Arabic language propaganda newspaper in Nazi Germany (1939–1944)

Barid Al Sharq (بـريـد الـشـرق) was a propaganda newspaper published in Berlin in the period 1939–1944. It was distributed in the Arab world to improve the relations between Nazi Germany and Arabs.

==History and profile==
Barid Al Sharq was launched in October 1939. The headquarters of the newspaper was in Berlin, and the founding publisher was the foreign language service of the Reichs-Rundfunk-Gesellschaft, Nazi broadcasting corporation. From 1941 Barid Al Sharq was published directly by the Propaganda Ministry. The paper was distributed to Arabs countries and European countries where Arab exiles lived.

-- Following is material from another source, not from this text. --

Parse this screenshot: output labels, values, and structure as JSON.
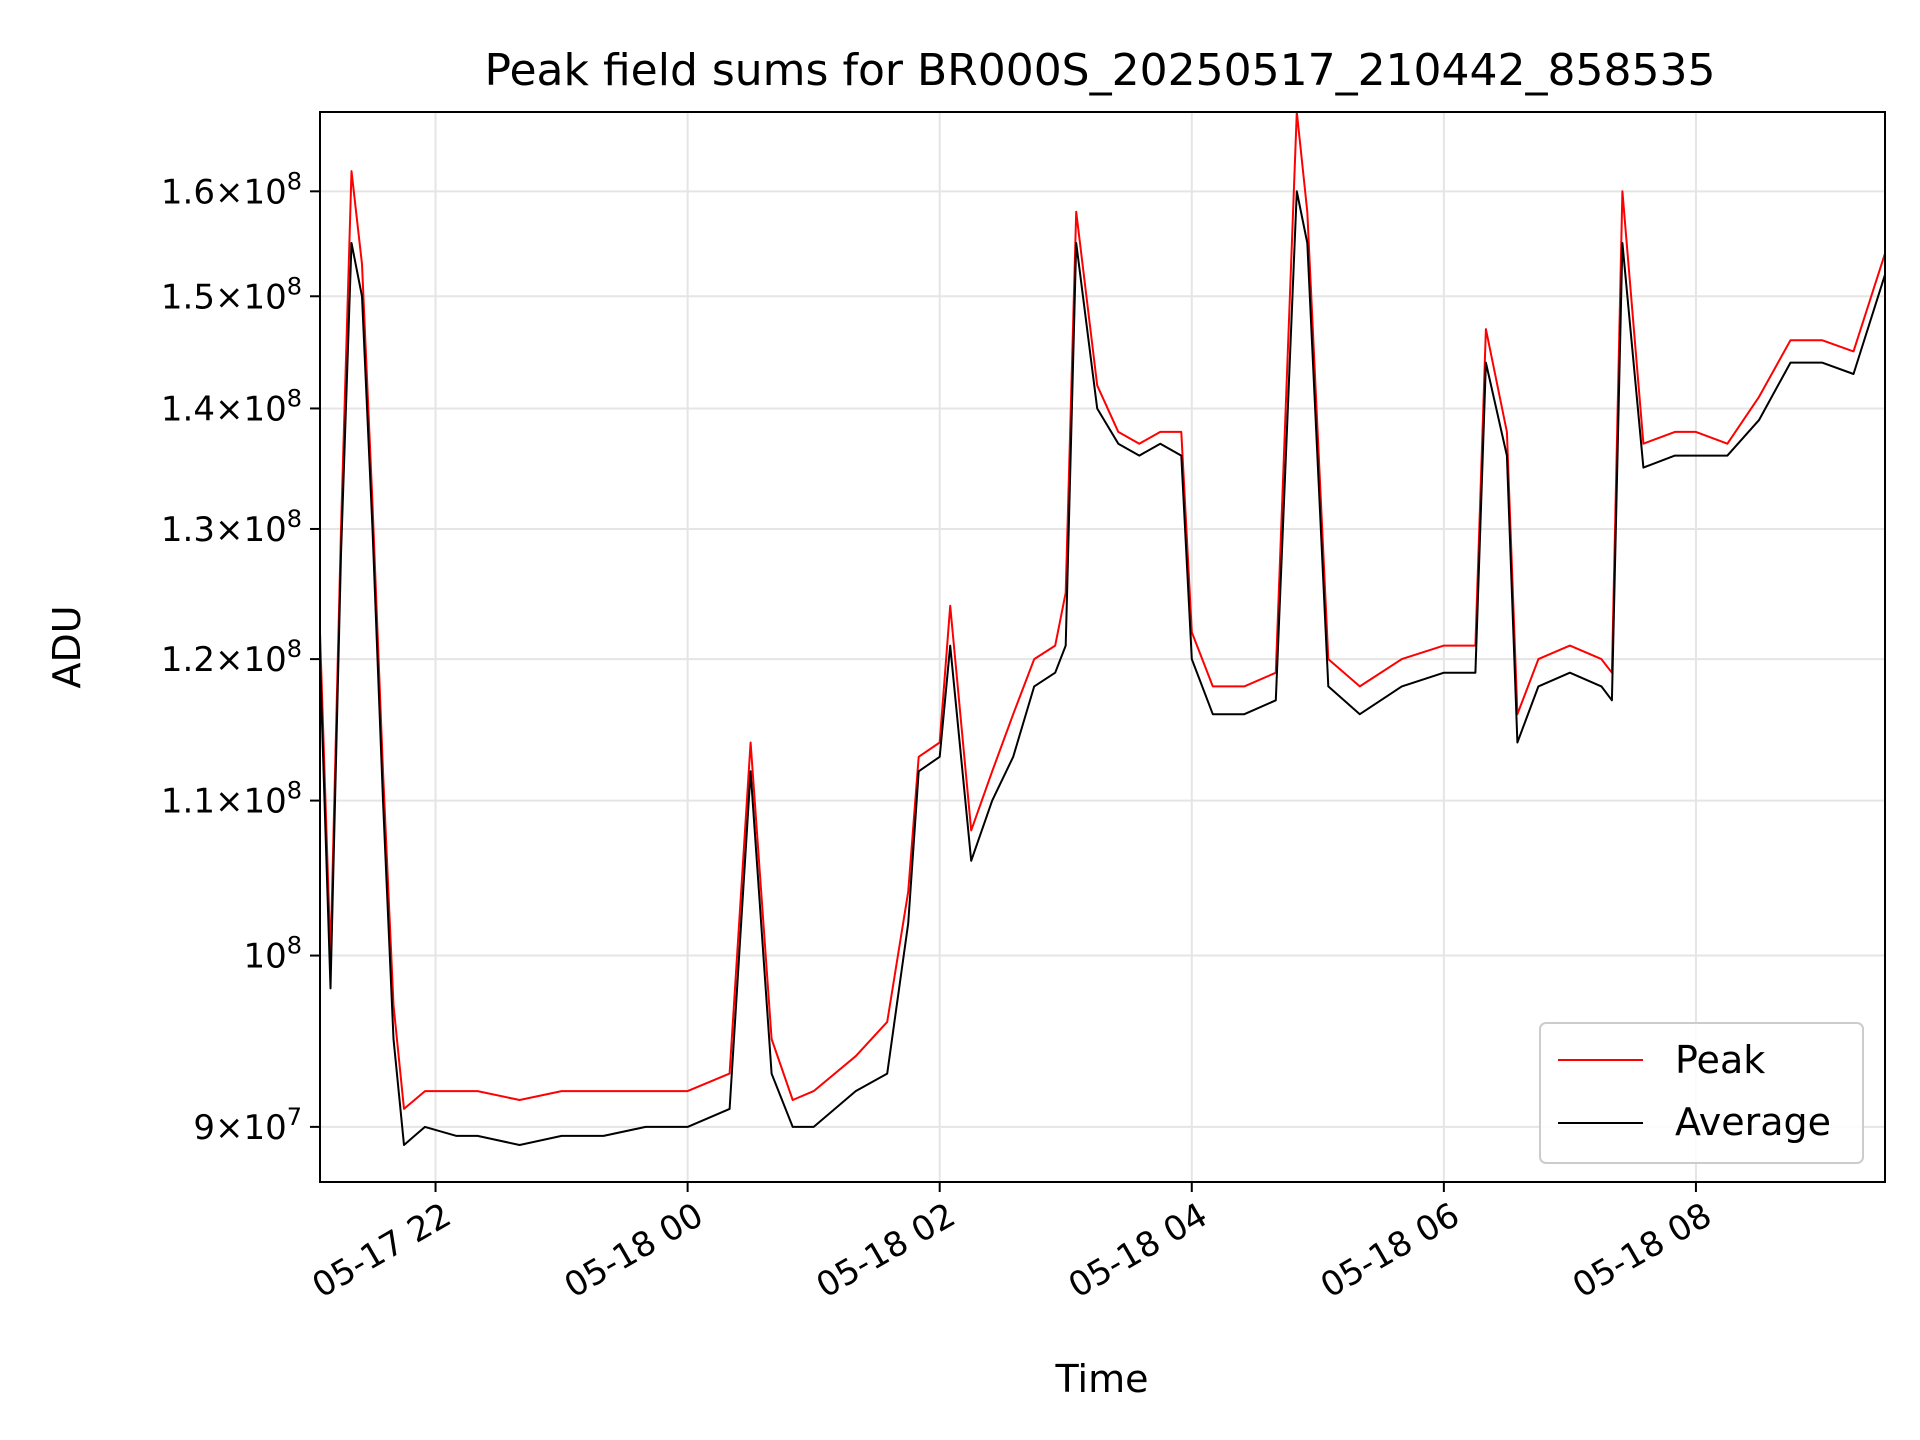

The editor of the paper was Kamal al Din al Galal who was working at the Islamic Culture Center in Berlin. Shakib Arslan and Abdurreshid Ibrahim were among the contributors. One of its goals was to promote Amin al-Husseini, Grand Mufti of Jerusalem, as the leader of Arabs, emphasizing the similarities between National Socialism and Islam. It often published the speeches of Adolf Hitler and Amin al-Husseini and articles about the ideology of Nazism as well as about the colonial ambitions of the United States, the United Kingdom and the Soviet Union over Arab countries. In 1943 Barid Al Sharq had a circulation of nearly 5,000 copies. It folded in 1944.

The issues of Barid Al Sharq are archived by the German National Library in Leipzig and the Berlin State Library.